As fate would have it, he won a four-week scholarship to improve his French language skills in Strasbourg, and prior to leaving Malta armed with his car sketches, photographs of the Rhino Bug and the scale model of the Oner, he contacted Peugeot to see whether they could take him on for a short-term apprenticeship in their design department.
“My plan worked, up to a certain extent,” he says. “I was given the opportunity to work with Peugeot, but I found out that the coachwork design was made off-site by Italian designers, while the French team looked at the interior styling. Moreover, the French staff were just given a brief by their chief designer, then went back to their cubicles to work alone. There was no teamwork, discussion or feedback – definitely not my cup of tea – and so I returned to Malta and my job at the advertising agency.”

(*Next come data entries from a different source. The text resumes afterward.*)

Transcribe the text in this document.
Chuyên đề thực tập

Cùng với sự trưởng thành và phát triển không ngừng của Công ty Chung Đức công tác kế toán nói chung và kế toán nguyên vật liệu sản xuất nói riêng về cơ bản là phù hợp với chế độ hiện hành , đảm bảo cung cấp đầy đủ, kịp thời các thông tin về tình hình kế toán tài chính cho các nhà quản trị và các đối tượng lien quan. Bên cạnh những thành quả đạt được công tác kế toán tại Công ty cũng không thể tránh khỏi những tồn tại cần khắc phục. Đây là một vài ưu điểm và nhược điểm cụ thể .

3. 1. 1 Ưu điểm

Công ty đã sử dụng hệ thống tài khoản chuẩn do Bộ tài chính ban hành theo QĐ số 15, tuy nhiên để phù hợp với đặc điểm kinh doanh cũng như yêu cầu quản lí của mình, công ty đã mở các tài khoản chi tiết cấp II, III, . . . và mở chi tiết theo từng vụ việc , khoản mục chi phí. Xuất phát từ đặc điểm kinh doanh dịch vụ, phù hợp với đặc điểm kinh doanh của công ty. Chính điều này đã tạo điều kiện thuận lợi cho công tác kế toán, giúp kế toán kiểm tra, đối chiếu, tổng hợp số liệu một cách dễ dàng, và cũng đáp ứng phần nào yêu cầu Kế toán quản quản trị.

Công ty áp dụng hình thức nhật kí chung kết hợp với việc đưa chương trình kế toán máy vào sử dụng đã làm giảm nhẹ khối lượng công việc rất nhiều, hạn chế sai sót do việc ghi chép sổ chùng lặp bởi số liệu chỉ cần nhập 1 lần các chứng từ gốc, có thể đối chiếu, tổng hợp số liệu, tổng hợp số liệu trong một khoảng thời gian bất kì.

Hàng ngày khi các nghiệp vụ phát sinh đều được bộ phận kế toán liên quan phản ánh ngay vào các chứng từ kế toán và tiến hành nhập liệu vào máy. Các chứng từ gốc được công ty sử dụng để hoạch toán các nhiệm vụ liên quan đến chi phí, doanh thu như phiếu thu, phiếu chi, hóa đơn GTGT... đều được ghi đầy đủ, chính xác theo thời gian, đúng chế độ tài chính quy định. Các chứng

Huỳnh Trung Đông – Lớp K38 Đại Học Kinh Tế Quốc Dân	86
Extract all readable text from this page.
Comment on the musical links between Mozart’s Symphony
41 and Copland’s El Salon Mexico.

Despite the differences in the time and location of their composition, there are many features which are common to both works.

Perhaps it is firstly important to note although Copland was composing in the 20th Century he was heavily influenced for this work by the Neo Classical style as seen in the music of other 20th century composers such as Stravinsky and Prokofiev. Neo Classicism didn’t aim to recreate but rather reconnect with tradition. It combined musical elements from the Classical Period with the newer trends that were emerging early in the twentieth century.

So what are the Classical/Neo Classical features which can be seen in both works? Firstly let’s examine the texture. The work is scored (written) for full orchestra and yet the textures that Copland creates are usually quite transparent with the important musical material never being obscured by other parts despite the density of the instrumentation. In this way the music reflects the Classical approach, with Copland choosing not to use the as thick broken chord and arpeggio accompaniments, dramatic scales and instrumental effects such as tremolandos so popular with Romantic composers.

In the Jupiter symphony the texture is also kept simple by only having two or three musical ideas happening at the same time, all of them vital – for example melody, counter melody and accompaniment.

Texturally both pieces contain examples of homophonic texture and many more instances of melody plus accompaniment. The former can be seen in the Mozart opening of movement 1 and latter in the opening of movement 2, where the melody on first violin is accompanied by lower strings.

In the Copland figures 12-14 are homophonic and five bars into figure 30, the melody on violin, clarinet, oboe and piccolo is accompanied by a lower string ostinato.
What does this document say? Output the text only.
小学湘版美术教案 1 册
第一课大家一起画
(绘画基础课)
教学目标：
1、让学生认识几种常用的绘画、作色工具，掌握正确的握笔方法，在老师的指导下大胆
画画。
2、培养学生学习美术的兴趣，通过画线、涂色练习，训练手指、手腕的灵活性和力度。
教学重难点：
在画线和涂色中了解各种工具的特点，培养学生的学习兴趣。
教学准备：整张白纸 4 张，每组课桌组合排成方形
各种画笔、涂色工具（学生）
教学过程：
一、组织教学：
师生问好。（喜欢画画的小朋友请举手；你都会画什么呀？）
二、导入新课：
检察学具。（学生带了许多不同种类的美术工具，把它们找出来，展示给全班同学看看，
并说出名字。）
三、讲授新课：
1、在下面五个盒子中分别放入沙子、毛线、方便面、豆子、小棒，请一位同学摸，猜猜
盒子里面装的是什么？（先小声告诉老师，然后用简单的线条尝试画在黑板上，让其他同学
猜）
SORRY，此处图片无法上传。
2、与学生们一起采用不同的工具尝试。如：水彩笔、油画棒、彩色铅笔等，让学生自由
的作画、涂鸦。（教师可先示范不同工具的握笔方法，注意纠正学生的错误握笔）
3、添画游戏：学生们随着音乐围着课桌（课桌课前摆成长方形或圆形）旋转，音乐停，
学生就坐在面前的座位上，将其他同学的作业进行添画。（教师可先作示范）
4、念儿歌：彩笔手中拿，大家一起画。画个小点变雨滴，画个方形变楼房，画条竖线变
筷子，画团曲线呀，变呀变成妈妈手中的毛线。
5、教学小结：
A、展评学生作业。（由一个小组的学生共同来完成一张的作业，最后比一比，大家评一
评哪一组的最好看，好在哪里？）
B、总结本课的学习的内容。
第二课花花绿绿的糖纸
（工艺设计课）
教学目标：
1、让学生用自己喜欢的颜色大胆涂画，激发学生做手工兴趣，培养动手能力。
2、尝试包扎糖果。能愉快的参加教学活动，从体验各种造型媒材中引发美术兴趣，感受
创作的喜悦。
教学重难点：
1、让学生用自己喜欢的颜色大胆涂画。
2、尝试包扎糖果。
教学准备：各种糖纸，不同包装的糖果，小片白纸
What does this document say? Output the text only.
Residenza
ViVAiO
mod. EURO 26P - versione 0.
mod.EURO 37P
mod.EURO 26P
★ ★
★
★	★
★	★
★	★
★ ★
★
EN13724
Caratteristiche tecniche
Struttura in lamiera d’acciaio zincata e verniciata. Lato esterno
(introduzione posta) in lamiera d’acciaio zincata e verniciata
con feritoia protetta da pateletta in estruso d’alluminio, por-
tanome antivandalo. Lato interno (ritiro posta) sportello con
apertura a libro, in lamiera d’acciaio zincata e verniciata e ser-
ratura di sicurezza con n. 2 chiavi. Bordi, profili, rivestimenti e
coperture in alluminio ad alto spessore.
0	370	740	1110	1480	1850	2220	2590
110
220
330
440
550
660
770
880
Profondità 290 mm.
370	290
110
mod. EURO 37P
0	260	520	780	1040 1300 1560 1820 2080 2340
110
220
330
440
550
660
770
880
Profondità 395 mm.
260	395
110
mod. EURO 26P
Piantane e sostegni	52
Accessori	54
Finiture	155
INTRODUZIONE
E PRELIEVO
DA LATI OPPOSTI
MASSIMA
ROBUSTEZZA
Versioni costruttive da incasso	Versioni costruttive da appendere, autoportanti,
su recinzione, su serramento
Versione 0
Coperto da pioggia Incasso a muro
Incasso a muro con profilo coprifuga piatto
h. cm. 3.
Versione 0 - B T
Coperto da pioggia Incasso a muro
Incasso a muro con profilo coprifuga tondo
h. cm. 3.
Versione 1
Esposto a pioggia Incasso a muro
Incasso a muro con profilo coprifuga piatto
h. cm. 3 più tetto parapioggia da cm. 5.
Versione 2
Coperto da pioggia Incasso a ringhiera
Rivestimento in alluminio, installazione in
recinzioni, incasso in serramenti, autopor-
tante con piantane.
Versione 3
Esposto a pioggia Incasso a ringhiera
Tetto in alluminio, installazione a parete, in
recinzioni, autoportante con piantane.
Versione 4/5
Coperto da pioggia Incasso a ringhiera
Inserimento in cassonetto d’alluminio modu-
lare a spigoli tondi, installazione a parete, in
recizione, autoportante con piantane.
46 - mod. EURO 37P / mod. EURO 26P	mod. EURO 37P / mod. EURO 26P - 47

His work at the agency included the portfolio of the Malta Car Assembly, and it was a bonus for him to harness his design skills on the campaigns of locally assembled cars like the Mini, Marina, Triumph Spitfire, Hillman Hunter and others. More creative designs from that era, both of his work as well as of his own fantastic futuristic vehicles, are laid out in front of me. His passion for car design drove him to sketch a new mid-engine Mini based sports car, but before he could take it further, the death knell had started to ring for the Malta Car Assembly, which eventually closed down.
In 1976 he left the advertising agency to open a graphic design studio in partnership with journalist Godfrey Grima. Less than two years later, he branched out on his own, operating his own studio for 40 years.
“I have two sons, Kirk and Dirk, both good at designing, who I did not encourage to follow in my footsteps in graphic design. The eldest Kirk, has his own interior design and turnkey company, and the youngest, Dirk, is an architect. I could feel way back in the 1990s that the digital age would lead to an overcrowded graphic design market.”
Psaila laments that career-wise, his own father was not so open minded with him.
“As a boy, I was also fascinated by planes, and was constantly assembling Airfix warplanes. At 14, I built a radio-controlled aircraft. At 16, I applied to join the Royal Navy as a pilot cadet but being under age, my father had to endorse and sign the papers, which he flatly refused to do.”
With the passage of time, he went back to radio-controlled model aircraft, buying a couple of kits, then designing his own.
His fascination with flying led him to get, after groundwork in Malta and a course in the US, a private pilot licence in 1984. In the US, he saw some home built aircraft which could be either produced after purchasing plans, or assembled from kits. Psaila took this further, designing and single-handedly building his own two-seater light aircraft, the RP-Kestrel, in composite materials. This project took him over 25 years to complete in his free time.
“Originally I worked on it in a single car garage in Naxxar,” he says with a sense of justifiable pride.
“Towards the end of 2013, I moved the completed aircraft to the Malta Aviation Museum, assembled it, and carried out the first engine runs and systems checks. The aircraft, which is now in a hangar at the Malta International Airport, is in the process of being evaluated by the Civil Aviation Directorate at Transport Malta for clearance for a permit to test and the start of the flight-testing programme. It is a lengthy process that involves a lot of paperwork, inspections and checks. This is the first time the Civil Aviation Directorate has had such a request, so it is treading carefully.”
Psaila’s skills at creative design and innovation are not limited to cars and planes but also cover motorcycles. He has a Harley Davidson 883 Custom, as well as a Kawasaki EN 500, both of which have had custom modifications to their original design. A restless man who has a need to be doing something, he finds his classic Morgan, which he uses a lot, an oasis of tranquillity and relaxation. He is full of praise for the local old motors scene, which he describes as very active, where classic jewels abound, citing local concours d’elegance events as the sure spots where to find them.